1. Field of the Invention
The present invention relates to a fuel pump that draws in a fuel, increases the pressure thereof, and discharges the pressurized fuel.
2. Description of the Related Art
A known fuel pump generally comprises a casing and an impeller rotatably disposed within the casing. A first group of concavities is formed in a lower surface of the impeller. A second group of concavities is formed in an upper surface. The concavities are repeated in a circumferential direction. A first groove is formed in a first inner surface of the casing in an area that faces the first group of concavities of the impeller. A second groove is formed in a second inner surface of the casing in an area that faces the second group of concavities of the impeller. The first and second grooves extend in a circumference direction from an upstream end to a downstream end, respectively. A pump channel is formed inside the casing by the groups of concavities of the impeller and the grooves of the casing. An intake hole and a discharge hole are formed in the casing. The intake hole links the upstream end of the pump channel and the exterior of the casing. The discharge hole links the downstream end of the pump channel and the exterior of the casing. When the impeller rotates, the fuel is drawn from the intake hole into the pump channel. The fuel drawn into the pump channel flows from the upstream end to the downstream end of the pump channel, while the pressure thereof is increased. The pressurized fuel is discharged to the outside of the casing via the discharge hole.

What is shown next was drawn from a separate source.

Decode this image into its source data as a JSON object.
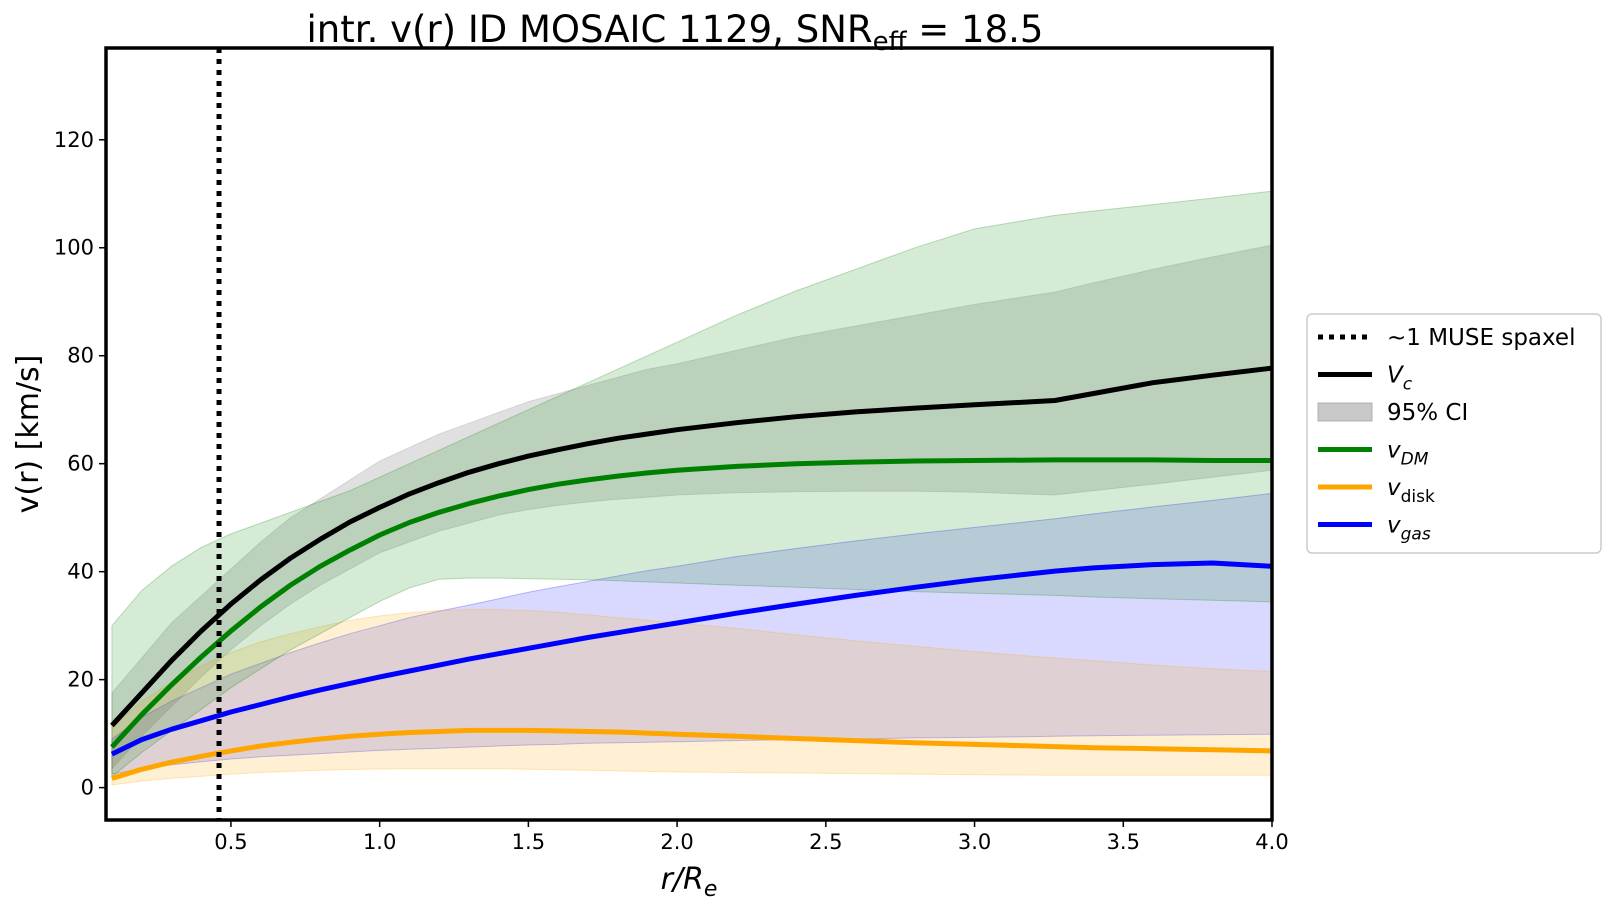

In this known fuel pump, a clearance is provided between the casing and the impeller. Where the clearance is large, the fuel in the pump channel easily leaks from the pump channel to the clearance and high pump efficiency cannot be obtained. Therefore, in order to obtain high pump efficiency, it is necessary to decrease the clearance and reduce fuel leakage from the pump channel. However, if the clearance is too small, the casing and the impeller come into surface contact and sliding resistance increases, thereby decreasing pump efficiency. Thus, because of this trade-off relationship between the reduction in sliding resistance and reduction in fuel leakage, a technology is required that can realize the two at the same time.
Japanese Laid-open Patent Application Publication No. 6-213195 discloses a fuel pump in order to solve this problem. In this fuel pump, a plurality of concave portions is formed in the entire inner surface of the casing. The concave portions are formed as dots or grooves, and the concave portions are separated from each other. By forming a plurality of concave portions in the inner surface of the casing, the surface tension of the fuel increases and the adhesion force of the fuel inside the clearance between the casing and the impeller increases. As a result, sealing capacity can be improved without unnecessarily reducing the clearance between the casing and the impeller. Thus, with this fuel pump, both the reduction of fuel leakage and the reduction of sliding resistance can be realized.